Dans un retournement de situation qui défie toute logique économique, la base d'abonnés de Spotify a augmenté de 9 % au cours du trimestre malgré l'augmentation des prix des abonnements dans plusieurs régions. L'entreprise se démène pour diversifier ses activités, en introduisant des contenus fitness, des narrations de magazines, la vente de billets de concert et même des livres physiques - parce que rien ne dit « streaming musical » comme un livre relié.

Les revenus trimestriels ont atteint 4,8 milliards d'euros (5,52 milliards de dollars), en hausse de 14 % sur un an, prouvant que les gens sont prêts à payer pour la commodité, même si elle s'accompagne d'une bonne dose d'angoisse existentielle.

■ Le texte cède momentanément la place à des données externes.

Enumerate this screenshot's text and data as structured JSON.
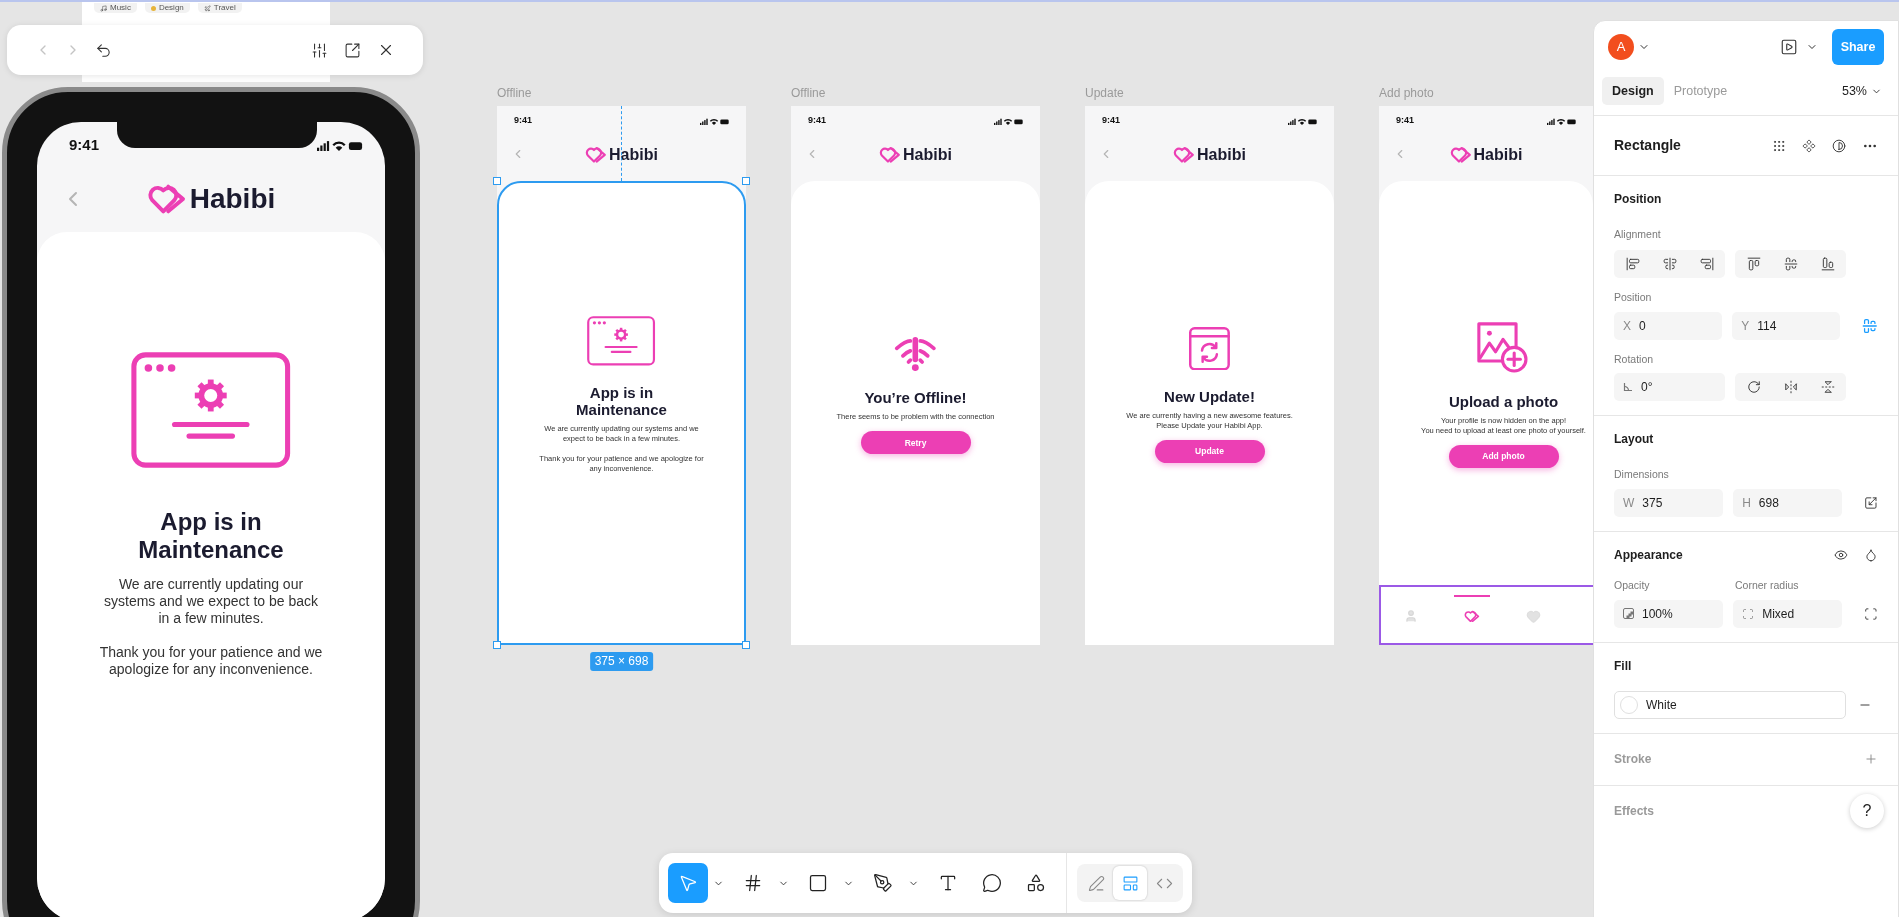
{
  "background_frame": {
    "tags": [
      "Music",
      "Design",
      "Travel"
    ]
  },
  "preview_toolbar": {
    "back_disabled": true,
    "forward_disabled": true
  },
  "preview_phone": {
    "time": "9:41",
    "brand": "Habibi",
    "kind": "maintenance",
    "title": "App is in Maintenance",
    "body": "We are currently updating our systems and we expect to be back in a few minutes.\n\nThank you for your patience and we apologize for any inconvenience."
  },
  "frames": [
    {
      "label": "Offline",
      "time": "9:41",
      "brand": "Habibi",
      "kind": "maintenance",
      "title": "App is in Maintenance",
      "body": "We are currently updating our systems and we expect to be back in a few minutes.\n\nThank you for your patience and we apologize for any inconvenience.",
      "selected": true,
      "size_label": "375 × 698"
    },
    {
      "label": "Offline",
      "time": "9:41",
      "brand": "Habibi",
      "kind": "offline",
      "title": "You’re Offline!",
      "body": "There seems to be problem with the connection",
      "button": "Retry",
      "selected": false
    },
    {
      "label": "Update",
      "time": "9:41",
      "brand": "Habibi",
      "kind": "update",
      "title": "New Update!",
      "body": "We are currently having a new awesome features.\nPlease Update your Habibi App.",
      "button": "Update",
      "selected": false
    },
    {
      "label": "Add photo",
      "time": "9:41",
      "brand": "Habibi",
      "kind": "upload",
      "title": "Upload a photo",
      "body": "Your profile is now hidden on the app!\nYou need to upload at least one photo of yourself.",
      "button": "Add photo",
      "selected": false,
      "tab_bar": {
        "hovered": true,
        "items": [
          {
            "kind": "person",
            "selected": false
          },
          {
            "kind": "logo",
            "selected": true
          },
          {
            "kind": "heart",
            "selected": false
          }
        ]
      }
    }
  ],
  "panel": {
    "avatar": "A",
    "share": "Share",
    "tabs": [
      {
        "label": "Design",
        "selected": true
      },
      {
        "label": "Prototype",
        "selected": false
      }
    ],
    "zoom": "53%",
    "layer_name": "Rectangle",
    "position": {
      "title": "Position",
      "alignment_label": "Alignment",
      "position_label": "Position",
      "x": {
        "label": "X",
        "value": "0"
      },
      "y": {
        "label": "Y",
        "value": "114"
      },
      "rotation_label": "Rotation",
      "rotation": "0°"
    },
    "layout": {
      "title": "Layout",
      "dimensions_label": "Dimensions",
      "w": {
        "label": "W",
        "value": "375"
      },
      "h": {
        "label": "H",
        "value": "698"
      }
    },
    "appearance": {
      "title": "Appearance",
      "opacity_label": "Opacity",
      "opacity": "100%",
      "corner_label": "Corner radius",
      "corner": "Mixed"
    },
    "fill": {
      "title": "Fill",
      "value": "White"
    },
    "stroke": "Stroke",
    "effects": "Effects",
    "help": "?"
  },
  "toolbar": {
    "tools": [
      {
        "kind": "move",
        "selected": true,
        "caret": true
      },
      {
        "kind": "frame",
        "selected": false,
        "caret": true
      },
      {
        "kind": "rectangle",
        "selected": false,
        "caret": true
      },
      {
        "kind": "pen",
        "selected": false,
        "caret": true
      },
      {
        "kind": "text",
        "selected": false,
        "caret": false
      },
      {
        "kind": "comment",
        "selected": false,
        "caret": false
      },
      {
        "kind": "actions",
        "selected": false,
        "caret": false
      }
    ],
    "modes": [
      {
        "kind": "draw",
        "selected": false
      },
      {
        "kind": "design",
        "selected": true
      },
      {
        "kind": "dev",
        "selected": false
      }
    ]
  }
}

Spotify s'est lancé dans une frénésie d'IA ces derniers temps, publiant des outils pour créer des podcasts personnalisés à partir de diverses sources et lançant une fonctionnalité de type NotebookLM en tant qu'application de bureau expérimentale en mai. Ils ont également ajouté des questions-réponses et la génération de briefings alimentés par l'IA aux podcasts, se sont associés à ElevenLabs pour un outil de création de livres audio, et ont conclu un accord avec les maisons de disques pour permettre aux utilisateurs de créer des remixes générés par les fans. Le mois dernier, ils ont introduit un assistant conversationnel basé sur l'IA qui vous permet de diriger le contenu avec des invites - parce que pourquoi utiliser vos mains quand vous pouvez simplement parler à votre téléphone ?

Malgré tout cet enthousiasme pour l'IA, il y a une réaction croissante contre la musique générée par l'IA sur la plateforme. Pour apaiser les masses, Spotify a ajouté un système de vérification pour les artistes et, l'année dernière, a introduit un étiquetage facultatif pour les pistes générées par l'IA. Mais sans moyen efficace d'identifier la musique IA, les utilisateurs se tournent vers des services alternatifs comme SoullessMusic.com et SlopTracker, comme l'a rapporté 404 Media le mois dernier. Parce que rien ne dit « âme » comme un site web nommé SoullessMusic.